CORPUS CHRISTI, Texas — A new center created in partnership with the Texas Department of Licensing and Regulation (TDLR) and the Smith County District Attorney's Office has found success, according to a press release from TDLR.
The Texas Financial Crimes Intelligence Center (FCIC) has prevented $48,493,324 in monetary losses from fraud in Texas and recovered 396 credit card skimmers in its first year alone.
Residents like Jimmy Lara said that's why he remains cautious filling up at the pump.
“I have come here before and I check the scanners, try removing it but it’s not removable. It just depends on what location, what state, what town this is happening in the United States,” said Lara.
The FCIC, a first-of-its-kind center that officially opened in Tyler in January 2022, serves to coordinate law enforcement investigations into organized financial fraud. was created by House Bill 2106 in the 87th texas Legislature with a total two-year budget of $2,650,000.
“The FCIC’s performance in its first year is remarkable," TDLR executive director Mike Arismendez Jr. said. "The staff has shown the importance and value of having an intelligence center that concentrates specifically on financial crimes in Texas. As more law enforcement agencies and financial institutions partner with the FCIC, Texas businesses and residents will be safer."
Aside from gas pump skimming, the FCIC has recorded fraud from other types of credit card skimming committed by foreign nationals, including ATM and point-of-sale skimming that targets state benefit cards.
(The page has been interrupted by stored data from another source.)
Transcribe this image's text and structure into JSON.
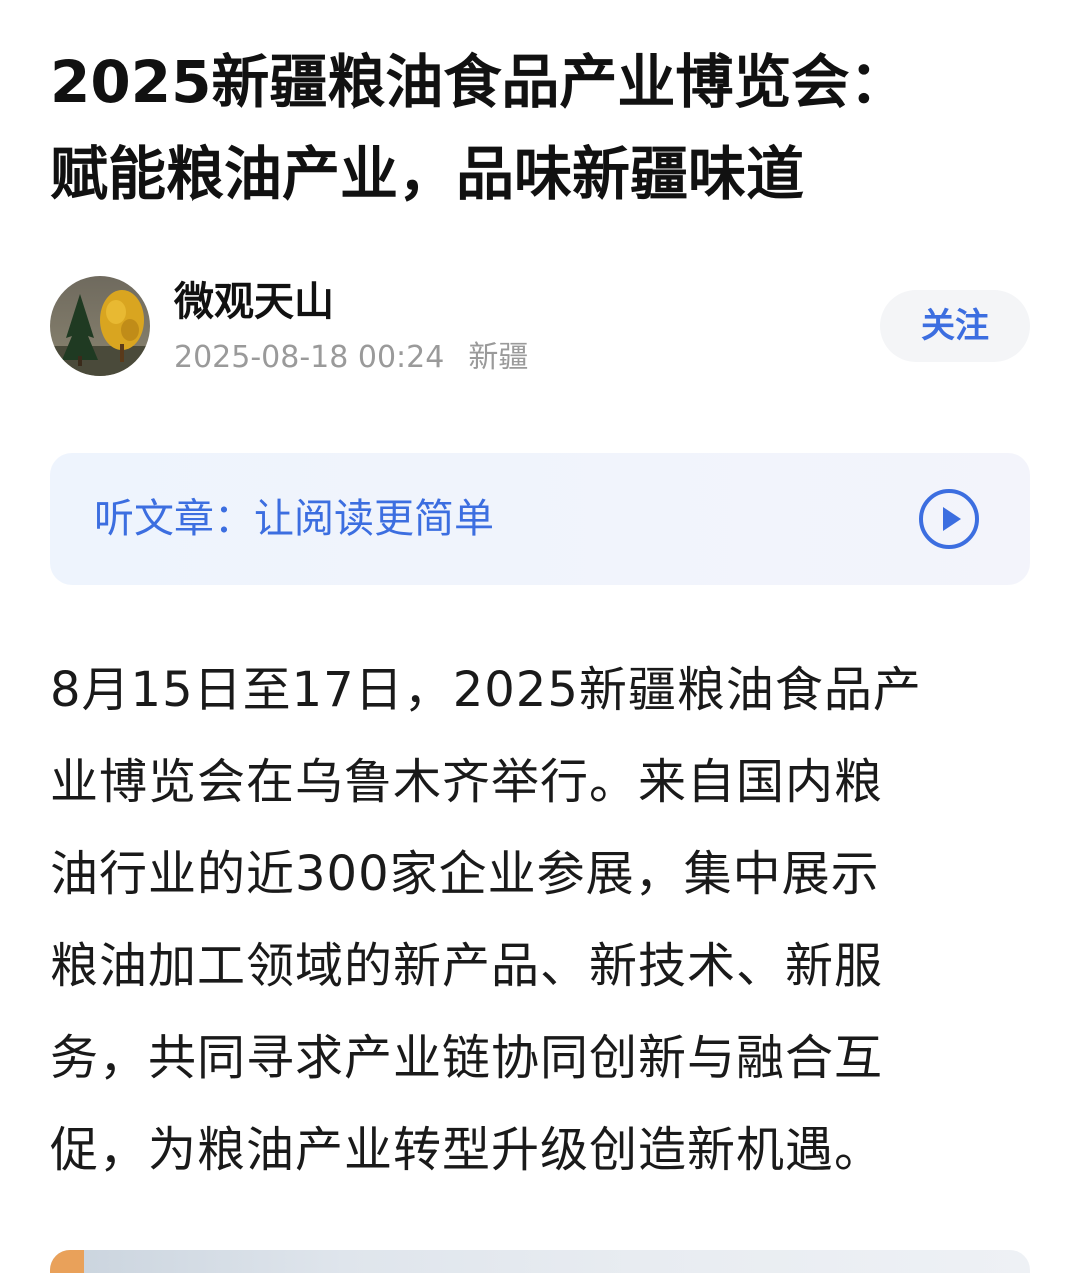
{
  "article": {
    "title_lines": [
      "2025新疆粮油食品产业博览会：",
      "赋能粮油产业，品味新疆味道"
    ]
  },
  "author": {
    "name": "微观天山",
    "date": "2025-08-18 00:24",
    "location": "新疆",
    "avatar_icon": "tree-landscape-avatar",
    "follow_label": "关注"
  },
  "listen": {
    "label": "听文章：让阅读更简单",
    "icon": "play-circle-icon"
  },
  "body": {
    "lines": [
      "8月15日至17日，2025新疆粮油食品产",
      "业博览会在乌鲁木齐举行。来自国内粮",
      "油行业的近300家企业参展，集中展示",
      "粮油加工领域的新产品、新技术、新服",
      "务，共同寻求产业链协同创新与融合互",
      "促，为粮油产业转型升级创造新机遇。"
    ]
  },
  "colors": {
    "accent": "#3c6ee0",
    "meta_gray": "#9a9a9a",
    "listen_bg": "#eef4fd",
    "follow_bg": "#f4f5f7"
  }
}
2022 FCIC Operational Results
|Total amount of loss prevented or recovered||$48,493,324|
|Multi-jurisdictional cases coordinated||91|
|Skimmers recovered by TDLR||396|
|Intelligence products distributed to law enforcement||472|
|Intelligence products distributed to private industry||213|
|Credit cards recovered||1,629|
|Skimmers recovered with information provided by financial institutions||79|
“The FCIC has put Texas at the forefront of financial crime investigation in the nation. It is the first of its kind and has already proven to be successful for law enforcement and all Texans," Smith County criminal district attorney Jacob Putman said. " Their continued work will prevent millions of dollars in fraud, promote a safe environment for Texas banks and businesses, and deter those who would exploit others from coming to Texas.”
In 2022, FCIC investigators saw several significant changes in the ways that criminals approached gas pump card skimming, such as conducting the scams out of state, in less populated areas or targeting high-flow diesel pumps.
Lara is worried North Padre Island could be next.
“But mostly it happens in smaller towns like tourist spots. It can happen here,” said Lara.
Similarly, TDLR regulates motor fuel metering, quality and collects consumer complaints and merchant reports related to credit card skimmers. The Smith County DA has been investigated criminals engaging in credit card fraud via gasoline pump skimmers.
In Corpus Christi, Bobby Hernandez said he's heard of people who have fallen victim to credit card skimming, giving him even more reason to pay with cash only.
“I do use my credit card in any way. I don’t use it in gas or anything. I’ll go get money out of the bank and do it that way,” said Hernandez.
Hernandez suggests paying cash at the gas station to avoid swiping your card.
The Exxon on North Padre Island, the owner tells Action 10 News he replaced the pumps 4 months ago. Now customers can tag and go instead of swiping.